There's A Lot of Water Coming


There’s a lot of water in the Mississippi River right now and it’s headed this way. People all along the river are evacuating and hoping for the best. I’m not reluctant to admit that the rising river scares me. It’s predicted to crest at 19.5 feet and that’s right up to the limit of our levee protection. I hate to bring this up but levees and my community don’t have the greatest history together. Of course this is different because the water isn’t being pushed along by 100 mile per hour winds and the energy of a hurricane but it still makes you worry a little. I keep hearing terms like blowing levees and levee breaches and it makes you think about the worst.

I am sure we will be okay and the Corps of Engineers has everything under control. I just wish I had more confidence in the entities that are supposed to protect us. I was joking with a friend the other day after the story came out that New Orleans was the second best city for jobs. We laughed because no one that we knew personally thought this could be true and the funny part is all the people who said they felt that way already had jobs themselves. We don’t have much faith in a lot of things working out in our favor and high on that list is the Army Corps of Engineers. I guess time will have to heal that wound. In the meantime I just hope not too many people get flooded out in cities along the river while it is cresting and that the levels go down quickly.

Wednesday, May 4, 2011

Thoughts on Bin Laden


There are topics that I don’t like to discuss with people anymore because they are just too complicated. I don’t discuss religion anymore. I don’t discuss parenting with people as it relates to their own children. I don’t discuss Hurricane Katrina unless I know you were affected. Personal emotions make that situation hard for me to accept any opinion different than my own.

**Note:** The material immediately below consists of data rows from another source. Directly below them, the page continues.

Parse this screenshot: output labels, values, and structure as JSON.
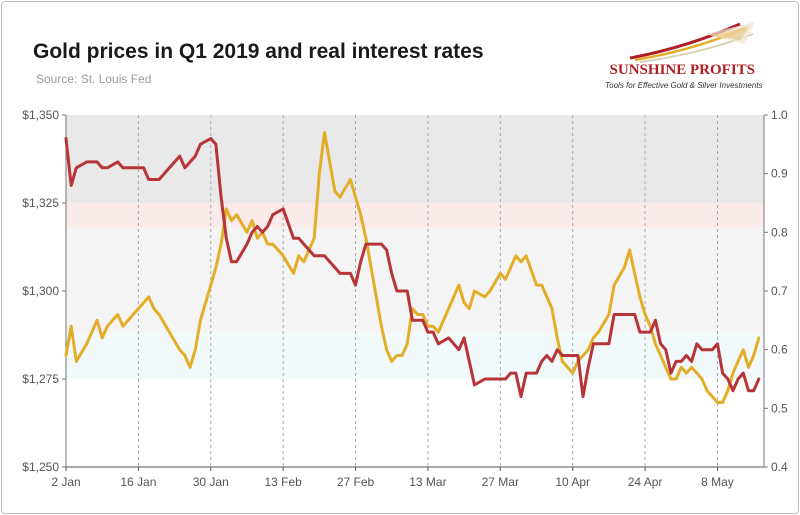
{
  "header": {
    "title": "Gold prices in Q1 2019 and real interest rates",
    "source": "Source: St. Louis Fed"
  },
  "logo": {
    "name": "SUNSHINE PROFITS",
    "tagline": "Tools for Effective Gold & Silver Investments"
  },
  "chart_data": {
    "type": "line",
    "title": "Gold prices in Q1 2019 and real interest rates",
    "x_tick_labels": [
      "2 Jan",
      "16 Jan",
      "30 Jan",
      "13 Feb",
      "27 Feb",
      "13 Mar",
      "27 Mar",
      "10 Apr",
      "24 Apr",
      "8 May"
    ],
    "x_tick_days": [
      0,
      14,
      28,
      42,
      56,
      70,
      84,
      98,
      112,
      126
    ],
    "xlim": [
      0,
      135
    ],
    "y_left": {
      "min": 1250,
      "max": 1350,
      "ticks": [
        1350,
        1325,
        1300,
        1275,
        1250
      ],
      "labels": [
        "$1,350",
        "$1,325",
        "$1,300",
        "$1,275",
        "$1,250"
      ]
    },
    "y_right": {
      "min": 0.4,
      "max": 1.0,
      "ticks": [
        1.0,
        0.9,
        0.8,
        0.7,
        0.6,
        0.5,
        0.4
      ],
      "labels": [
        "1.0",
        "0.9",
        "0.8",
        "0.7",
        "0.6",
        "0.5",
        "0.4"
      ]
    },
    "bands": [
      {
        "from": 1325,
        "to": 1350,
        "axis": "left",
        "color": "#e9e9e9"
      },
      {
        "from": 1318,
        "to": 1325,
        "axis": "left",
        "color": "#fbeaea"
      },
      {
        "from": 1288,
        "to": 1318,
        "axis": "left",
        "color": "#f4f4f4"
      },
      {
        "from": 1275,
        "to": 1288,
        "axis": "left",
        "color": "#f1f9fb"
      }
    ],
    "series": [
      {
        "name": "Gold price",
        "axis": "right",
        "color": "#e3ae27",
        "x": [
          0,
          1,
          2,
          4,
          5,
          6,
          7,
          8,
          10,
          11,
          14,
          15,
          16,
          17,
          18,
          22,
          23,
          24,
          25,
          26,
          28,
          29,
          30,
          31,
          32,
          33,
          35,
          36,
          37,
          38,
          39,
          40,
          42,
          44,
          45,
          46,
          48,
          49,
          50,
          51,
          52,
          53,
          55,
          56,
          57,
          58,
          59,
          61,
          62,
          63,
          64,
          65,
          66,
          67,
          68,
          69,
          70,
          71,
          72,
          74,
          76,
          77,
          78,
          79,
          81,
          82,
          84,
          85,
          86,
          87,
          88,
          89,
          91,
          92,
          93,
          94,
          95,
          96,
          98,
          99,
          100,
          101,
          102,
          103,
          105,
          106,
          108,
          109,
          110,
          111,
          112,
          113,
          114,
          115,
          116,
          117,
          118,
          119,
          120,
          121,
          122,
          123,
          124,
          125,
          126,
          127,
          128,
          129,
          130,
          131,
          132,
          133,
          134
        ],
        "values": [
          0.59,
          0.64,
          0.58,
          0.61,
          0.63,
          0.65,
          0.62,
          0.64,
          0.66,
          0.64,
          0.67,
          0.68,
          0.69,
          0.67,
          0.66,
          0.6,
          0.59,
          0.57,
          0.6,
          0.65,
          0.71,
          0.74,
          0.78,
          0.84,
          0.82,
          0.83,
          0.8,
          0.82,
          0.79,
          0.8,
          0.78,
          0.78,
          0.76,
          0.73,
          0.76,
          0.75,
          0.79,
          0.9,
          0.97,
          0.92,
          0.87,
          0.86,
          0.89,
          0.86,
          0.83,
          0.79,
          0.74,
          0.64,
          0.6,
          0.58,
          0.59,
          0.59,
          0.61,
          0.67,
          0.66,
          0.66,
          0.64,
          0.64,
          0.63,
          0.67,
          0.71,
          0.68,
          0.67,
          0.7,
          0.69,
          0.7,
          0.73,
          0.72,
          0.74,
          0.76,
          0.75,
          0.76,
          0.71,
          0.71,
          0.69,
          0.67,
          0.62,
          0.58,
          0.56,
          0.58,
          0.59,
          0.6,
          0.62,
          0.63,
          0.66,
          0.71,
          0.74,
          0.77,
          0.73,
          0.69,
          0.66,
          0.64,
          0.61,
          0.59,
          0.57,
          0.55,
          0.55,
          0.57,
          0.56,
          0.57,
          0.56,
          0.55,
          0.53,
          0.52,
          0.51,
          0.51,
          0.53,
          0.56,
          0.58,
          0.6,
          0.57,
          0.59,
          0.62
        ]
      },
      {
        "name": "Real interest rates",
        "axis": "right",
        "color": "#b73439",
        "x": [
          0,
          1,
          2,
          4,
          5,
          6,
          7,
          8,
          10,
          11,
          14,
          15,
          16,
          17,
          18,
          22,
          23,
          24,
          25,
          26,
          28,
          29,
          30,
          31,
          32,
          33,
          35,
          36,
          37,
          38,
          39,
          40,
          42,
          44,
          45,
          46,
          48,
          49,
          50,
          51,
          52,
          53,
          55,
          56,
          57,
          58,
          59,
          61,
          62,
          63,
          64,
          65,
          66,
          67,
          68,
          69,
          70,
          71,
          72,
          74,
          76,
          77,
          78,
          79,
          81,
          82,
          84,
          85,
          86,
          87,
          88,
          89,
          91,
          92,
          93,
          94,
          95,
          96,
          98,
          99,
          100,
          101,
          102,
          103,
          105,
          106,
          108,
          109,
          110,
          111,
          112,
          113,
          114,
          115,
          116,
          117,
          118,
          119,
          120,
          121,
          122,
          123,
          124,
          125,
          126,
          127,
          128,
          129,
          130,
          131,
          132,
          133,
          134
        ],
        "values": [
          0.96,
          0.88,
          0.91,
          0.92,
          0.92,
          0.92,
          0.91,
          0.91,
          0.92,
          0.91,
          0.91,
          0.91,
          0.89,
          0.89,
          0.89,
          0.93,
          0.91,
          0.92,
          0.93,
          0.95,
          0.96,
          0.95,
          0.86,
          0.79,
          0.75,
          0.75,
          0.78,
          0.8,
          0.81,
          0.8,
          0.81,
          0.83,
          0.84,
          0.79,
          0.79,
          0.78,
          0.76,
          0.76,
          0.76,
          0.75,
          0.74,
          0.73,
          0.73,
          0.71,
          0.75,
          0.78,
          0.78,
          0.78,
          0.77,
          0.73,
          0.7,
          0.7,
          0.7,
          0.65,
          0.65,
          0.65,
          0.63,
          0.63,
          0.61,
          0.62,
          0.6,
          0.62,
          0.58,
          0.54,
          0.55,
          0.55,
          0.55,
          0.55,
          0.56,
          0.56,
          0.52,
          0.56,
          0.56,
          0.58,
          0.59,
          0.58,
          0.6,
          0.59,
          0.59,
          0.59,
          0.52,
          0.57,
          0.61,
          0.61,
          0.61,
          0.66,
          0.66,
          0.66,
          0.66,
          0.63,
          0.63,
          0.63,
          0.65,
          0.61,
          0.6,
          0.56,
          0.58,
          0.58,
          0.59,
          0.58,
          0.61,
          0.6,
          0.6,
          0.6,
          0.61,
          0.56,
          0.55,
          0.53,
          0.55,
          0.56,
          0.53,
          0.53,
          0.55
        ]
      }
    ]
  }
}
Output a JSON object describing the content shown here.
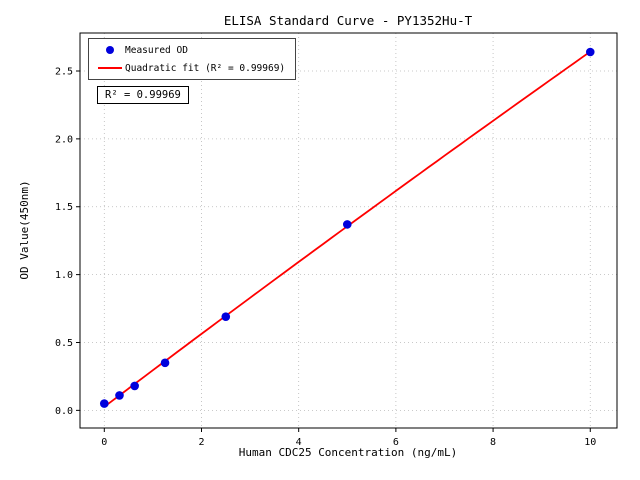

That’s also the reason why I don’t discuss 9/11 with anyone. What happened on September 11, 2001 affected people in different ways and changed so many lives and families. From the victims of the terrorists, to the folks that got sick trying to rescue people, to all of the soldiers that have fought and sometimes died in the two wars that followed, I find it difficult to just shout my opinions all over the place without taking into account how some of these people and their families might feel.

Sunday night after the news broke that Osama Bin Laden was killed the reaction was crazy from all sides. There were some people ready to throw a parade and celebrate a great moment in American history. There were crowds singing and chanting USA outside in cities all over. Then there were the other people who felt disgusted with the taste for blood and actually felt sadness and reflection by Bin Laden’s death. We also have the other group of people who don’t believe he’s really dead, don’t believe he planned 9/11 and think President Obama is his cousin and set the whole thing up to keep planning his takeover of America. There might not be anyone that believes all three of those together but a lot of people fall into that group in some variation.
I can’t debate anyone about how they feel so all I can do is give my opinion.

When I heard Osama Bin Laden was killed I didn’t celebrate but I wasn’t upset either. His life and death was a situation that didn’t lend itself to many other options than how things ended. The country that wanted him to pay for what he did would never forgive its leader for trying to make peace with him. The president did what he had to do. Bin Laden was also in a position where he could never do anything but hide and use his status as America’s main enemy to keep his movement going. I don’t see how this could have ended any other way. At least now when the troops start coming home there might be a little closure to the original purpose of why they started fighting to being with. The crazy thing about the situation is that I just gave my personal opinion and I am not sure if I feel the right way about it. One thing I am certain of is that all of this could have been avoided if Osama and his boys didn’t decide to crash airplanes into buildings.